En clair, il faut tourner. Beaucoup. C’est d’ailleurs le meilleur moyen d’obtenir le statut d’artiste. Mais tourner uniquement en FWB est-il suffisant pour vivre? « Non, parce que tu es condamné à faire dix dates tous les trois ans », dit Maxime Lhussier. La FWB est simplement trop petite.

Ce qui met du beurre dans les épinards, ce sont les festivals dont les cachets sont deux à trois fois plus généreux qu’en salle. Et pour ça, mieux vaut faire du rap, du rock ou de l’électro que du jazz « qui est devenu une niche », dit Alain Pierre. « Il y a plus de possibilité dans l’électro que dans le jazz, parce que ça touche un public plus vaste », enchérit Alain Deval.

Aussi, le fait de jouer en solo ou de partager le cachet en groupe change la donne. « Si tu veux gagner de l’argent, mieux vaut ne pas faire de groupe, sourit Diego Leyder, guitariste de BRNS. En tant que porteur de projet, je pense que tu es obligé d’aller au moins jouer en France. Ou alors, tu joues pour les Jeunesses Musicales ou comme musicien de sessions. »

Mais là aussi, il y a débat. Alain Deval : « Le problème en jouant dans dix-huit groupes, c’est que tu travailles un peu dans le vide. Tu n’as pas de booker pour te trouver des bonnes dates, tu n’as pas de stratégie de développement. Résultat, les projets restent à la surface et s’essoufflent vite ».

Entourage

C’est une réalité du musicien qui n’est pas souvent racontée : tourner ne suffit pas. Il faut aussi approfondir sa démarche, se présenter et se faire connaître dans ce maelström qu’est l’offre musicale à l’ère numérique. Bref, il faut savoir s’entourer : manager, éditeur·trice, attaché·e de presse, label… « Ça fait quatre ans que je bosse avec Luik Music et clairement je sens la différence, dit Alain Deval. Ça me permet de me recentrer et de développer mes projets pour qu’ils soient plus aboutis. Parce que c’est ça aussi qui permettra d’augmenter les cachets. »

Maxime Lhussier : « Un musicien qui veut porter un projet de musiques actuelles doit être impliqué dans sa communication, son image, son développement artistique, un peu tout. Bien s’entourer permettra d’être plus ambitieux d’un point de vue artistique et d’être plus visible. C’est un investissement. »

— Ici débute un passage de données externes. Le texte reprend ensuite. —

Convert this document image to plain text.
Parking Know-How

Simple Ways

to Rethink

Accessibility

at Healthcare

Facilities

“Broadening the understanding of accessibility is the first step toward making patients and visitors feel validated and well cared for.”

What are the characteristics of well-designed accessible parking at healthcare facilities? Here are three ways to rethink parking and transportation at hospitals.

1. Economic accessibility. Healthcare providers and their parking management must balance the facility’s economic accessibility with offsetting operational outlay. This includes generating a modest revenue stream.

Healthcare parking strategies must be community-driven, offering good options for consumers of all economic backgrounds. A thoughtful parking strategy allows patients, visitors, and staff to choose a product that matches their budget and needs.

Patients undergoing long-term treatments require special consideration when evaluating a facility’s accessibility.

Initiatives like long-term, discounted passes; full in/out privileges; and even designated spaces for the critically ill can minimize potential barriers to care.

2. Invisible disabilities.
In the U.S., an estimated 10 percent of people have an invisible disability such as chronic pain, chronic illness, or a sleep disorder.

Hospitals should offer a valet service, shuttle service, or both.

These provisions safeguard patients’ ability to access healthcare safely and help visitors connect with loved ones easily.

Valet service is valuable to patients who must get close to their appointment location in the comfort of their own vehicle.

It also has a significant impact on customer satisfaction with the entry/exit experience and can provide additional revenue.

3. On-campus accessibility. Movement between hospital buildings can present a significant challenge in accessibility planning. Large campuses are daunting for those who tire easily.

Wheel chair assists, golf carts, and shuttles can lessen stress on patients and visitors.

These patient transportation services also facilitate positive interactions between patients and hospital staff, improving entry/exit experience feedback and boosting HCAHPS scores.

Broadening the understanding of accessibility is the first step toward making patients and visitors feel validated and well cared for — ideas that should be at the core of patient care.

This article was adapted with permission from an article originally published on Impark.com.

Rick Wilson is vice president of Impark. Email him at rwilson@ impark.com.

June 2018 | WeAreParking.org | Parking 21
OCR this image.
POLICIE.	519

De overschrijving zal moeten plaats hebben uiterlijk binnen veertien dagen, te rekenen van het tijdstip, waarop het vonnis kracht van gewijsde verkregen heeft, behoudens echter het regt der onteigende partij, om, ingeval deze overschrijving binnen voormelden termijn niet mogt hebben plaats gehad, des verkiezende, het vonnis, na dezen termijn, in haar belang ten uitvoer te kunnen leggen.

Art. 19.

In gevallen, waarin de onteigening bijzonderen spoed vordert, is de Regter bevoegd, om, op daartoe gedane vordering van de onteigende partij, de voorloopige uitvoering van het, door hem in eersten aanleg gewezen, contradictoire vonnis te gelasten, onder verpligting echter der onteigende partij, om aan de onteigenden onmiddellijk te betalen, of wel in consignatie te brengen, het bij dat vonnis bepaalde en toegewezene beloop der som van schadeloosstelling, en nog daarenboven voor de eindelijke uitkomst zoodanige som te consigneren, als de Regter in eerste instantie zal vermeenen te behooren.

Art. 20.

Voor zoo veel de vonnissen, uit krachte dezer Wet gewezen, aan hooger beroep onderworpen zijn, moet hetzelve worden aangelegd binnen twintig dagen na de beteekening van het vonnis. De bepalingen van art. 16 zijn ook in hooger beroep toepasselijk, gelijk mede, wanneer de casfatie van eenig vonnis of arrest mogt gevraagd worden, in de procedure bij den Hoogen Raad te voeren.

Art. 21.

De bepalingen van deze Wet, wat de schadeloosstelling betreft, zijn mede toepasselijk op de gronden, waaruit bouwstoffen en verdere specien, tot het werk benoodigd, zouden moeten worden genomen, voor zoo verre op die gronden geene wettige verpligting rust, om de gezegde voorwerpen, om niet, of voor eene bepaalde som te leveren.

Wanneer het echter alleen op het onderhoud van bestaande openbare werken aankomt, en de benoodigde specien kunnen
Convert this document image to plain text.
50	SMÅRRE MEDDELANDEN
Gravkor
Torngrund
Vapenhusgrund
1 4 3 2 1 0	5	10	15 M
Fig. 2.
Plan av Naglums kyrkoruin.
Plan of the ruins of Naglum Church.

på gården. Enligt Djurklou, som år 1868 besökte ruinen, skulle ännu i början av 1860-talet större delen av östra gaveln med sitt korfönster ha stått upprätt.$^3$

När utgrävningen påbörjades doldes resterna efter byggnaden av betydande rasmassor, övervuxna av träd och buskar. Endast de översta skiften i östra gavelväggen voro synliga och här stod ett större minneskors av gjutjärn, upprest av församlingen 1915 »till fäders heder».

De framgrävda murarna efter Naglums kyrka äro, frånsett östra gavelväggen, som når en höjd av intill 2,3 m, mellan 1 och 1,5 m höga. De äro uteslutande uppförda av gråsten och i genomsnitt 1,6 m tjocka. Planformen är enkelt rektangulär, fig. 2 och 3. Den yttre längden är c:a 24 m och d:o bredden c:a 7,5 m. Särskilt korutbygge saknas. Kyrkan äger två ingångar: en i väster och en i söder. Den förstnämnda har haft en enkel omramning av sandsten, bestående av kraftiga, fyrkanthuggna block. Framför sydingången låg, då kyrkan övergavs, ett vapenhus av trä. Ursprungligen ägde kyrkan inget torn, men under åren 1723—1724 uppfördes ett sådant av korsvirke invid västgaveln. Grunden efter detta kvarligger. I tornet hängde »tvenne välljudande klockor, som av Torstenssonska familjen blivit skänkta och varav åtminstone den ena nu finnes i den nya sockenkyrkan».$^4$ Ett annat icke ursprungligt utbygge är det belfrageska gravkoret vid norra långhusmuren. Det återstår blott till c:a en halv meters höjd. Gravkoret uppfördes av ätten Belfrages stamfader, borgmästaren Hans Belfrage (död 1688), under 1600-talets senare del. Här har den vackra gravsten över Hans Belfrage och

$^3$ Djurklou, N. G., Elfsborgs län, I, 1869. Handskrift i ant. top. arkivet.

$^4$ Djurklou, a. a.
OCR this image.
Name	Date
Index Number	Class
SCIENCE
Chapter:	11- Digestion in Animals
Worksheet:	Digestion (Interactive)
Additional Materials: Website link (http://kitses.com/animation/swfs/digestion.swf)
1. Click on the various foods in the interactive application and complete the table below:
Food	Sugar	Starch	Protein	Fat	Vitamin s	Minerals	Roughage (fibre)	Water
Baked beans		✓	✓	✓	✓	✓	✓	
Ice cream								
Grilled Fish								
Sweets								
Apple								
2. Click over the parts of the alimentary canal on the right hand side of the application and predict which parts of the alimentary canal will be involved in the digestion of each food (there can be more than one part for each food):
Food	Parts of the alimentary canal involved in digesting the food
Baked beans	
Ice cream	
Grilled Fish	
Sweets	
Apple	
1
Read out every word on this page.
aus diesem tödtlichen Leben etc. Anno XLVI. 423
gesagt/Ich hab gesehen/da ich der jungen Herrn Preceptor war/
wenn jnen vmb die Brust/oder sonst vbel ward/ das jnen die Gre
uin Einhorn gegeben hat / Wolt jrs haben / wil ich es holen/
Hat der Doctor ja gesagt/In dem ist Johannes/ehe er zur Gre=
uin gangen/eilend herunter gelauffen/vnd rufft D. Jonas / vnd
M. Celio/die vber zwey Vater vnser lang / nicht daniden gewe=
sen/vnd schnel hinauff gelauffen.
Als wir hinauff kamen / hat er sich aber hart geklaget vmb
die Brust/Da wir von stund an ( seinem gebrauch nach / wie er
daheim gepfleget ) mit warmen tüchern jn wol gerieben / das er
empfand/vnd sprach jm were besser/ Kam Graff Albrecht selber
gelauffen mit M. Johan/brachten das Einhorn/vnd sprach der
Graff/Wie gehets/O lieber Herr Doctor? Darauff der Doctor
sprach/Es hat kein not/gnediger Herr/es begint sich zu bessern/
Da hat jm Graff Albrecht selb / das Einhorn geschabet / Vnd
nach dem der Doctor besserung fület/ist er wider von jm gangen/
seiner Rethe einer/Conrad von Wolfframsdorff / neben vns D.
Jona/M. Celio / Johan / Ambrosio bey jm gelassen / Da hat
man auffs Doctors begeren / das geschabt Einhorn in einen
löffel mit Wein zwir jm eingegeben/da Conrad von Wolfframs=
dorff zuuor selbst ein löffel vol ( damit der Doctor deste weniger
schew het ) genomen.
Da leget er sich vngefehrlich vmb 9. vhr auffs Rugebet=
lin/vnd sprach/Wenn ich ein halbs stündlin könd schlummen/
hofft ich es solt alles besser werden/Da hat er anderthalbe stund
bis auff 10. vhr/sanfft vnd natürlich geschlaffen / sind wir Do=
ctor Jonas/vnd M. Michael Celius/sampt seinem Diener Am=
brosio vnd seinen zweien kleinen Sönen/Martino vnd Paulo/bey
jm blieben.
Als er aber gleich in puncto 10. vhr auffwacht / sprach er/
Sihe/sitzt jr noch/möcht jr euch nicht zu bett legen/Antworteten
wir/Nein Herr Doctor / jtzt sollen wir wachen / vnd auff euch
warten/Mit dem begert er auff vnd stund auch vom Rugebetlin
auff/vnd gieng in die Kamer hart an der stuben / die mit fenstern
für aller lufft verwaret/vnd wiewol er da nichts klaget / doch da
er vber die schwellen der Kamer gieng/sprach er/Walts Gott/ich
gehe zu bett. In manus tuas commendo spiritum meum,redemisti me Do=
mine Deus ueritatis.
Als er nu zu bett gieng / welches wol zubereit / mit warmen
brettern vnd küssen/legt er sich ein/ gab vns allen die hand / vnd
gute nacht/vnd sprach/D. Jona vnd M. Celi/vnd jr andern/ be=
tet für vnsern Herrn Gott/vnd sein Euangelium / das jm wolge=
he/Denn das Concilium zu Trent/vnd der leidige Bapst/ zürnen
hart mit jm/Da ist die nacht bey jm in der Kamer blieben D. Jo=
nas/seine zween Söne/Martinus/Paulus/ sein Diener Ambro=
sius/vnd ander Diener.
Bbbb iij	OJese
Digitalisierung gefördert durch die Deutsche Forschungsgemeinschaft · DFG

Et là est peut-être le véritable avantage du statut d’artiste – et dans une moindre mesure, d’un boulot stable sur le côté. Diego de BRNS : « C’est parce qu’on a ce luxe indéniable qu’on peut se permettre d’être notre propre producteur. On pourrait s’appuyer sur un label qui nous donnerait plus d’argent, mais nous guiderait aussi peut-être plus artistiquement. Nous, on n’a pas du tout envie de ça. Le statut d’artiste nous permet d’être nos propres patrons. »

C’est quoi, réussir dans la musique ?

C’est quelque chose qui est revenu dans les conversations : ne pas faire de compromissions mais proposer une musique personnelle, aventureuse et surtout pas formatée. Ce qui nous amène à la question de départ : c’est quoi, réussir dans la musique ? Pour aucune des personnes interrogées, il ne s’agit d’un succès à la Stromae ou Angèle. « A-t-on vraiment envie de ça ?, lance Yann Attia. Eux sont coincés dans un genre populaire avec tout ce que cela signifie comme concessions. Moi, ça ne me conviendrait pas. »

« En faisant la musique qu’on fait, on sait dès le départ qu’on n’atteindra pas un tel succès, dit Maxime Lhussier. Après, on peut toujours espérer avoir un peu plus de monde en concert, plus de reconnaissance, etc. Mais je peux déjà dire qu’avec ma musique, j’ai touché quelques centaines de personnes dans de nombreux pays sur plusieurs continents. »

Jouer sa musique devant un public suffisamment nombreux pour qu’un échange ait lieu. Ne pas se compromettre mais toucher les gens en faisant ce qu’on aime, parvenir à en vivre et pouvoir continuer à le faire. Voilà, en gros, la réussite. Cette vision, partagée par tous nos interlocuteurs, est joliment résumée par Diego de BRNS : « Réussir, c’est porter un projet personnel et parvenir à le faire tenir ».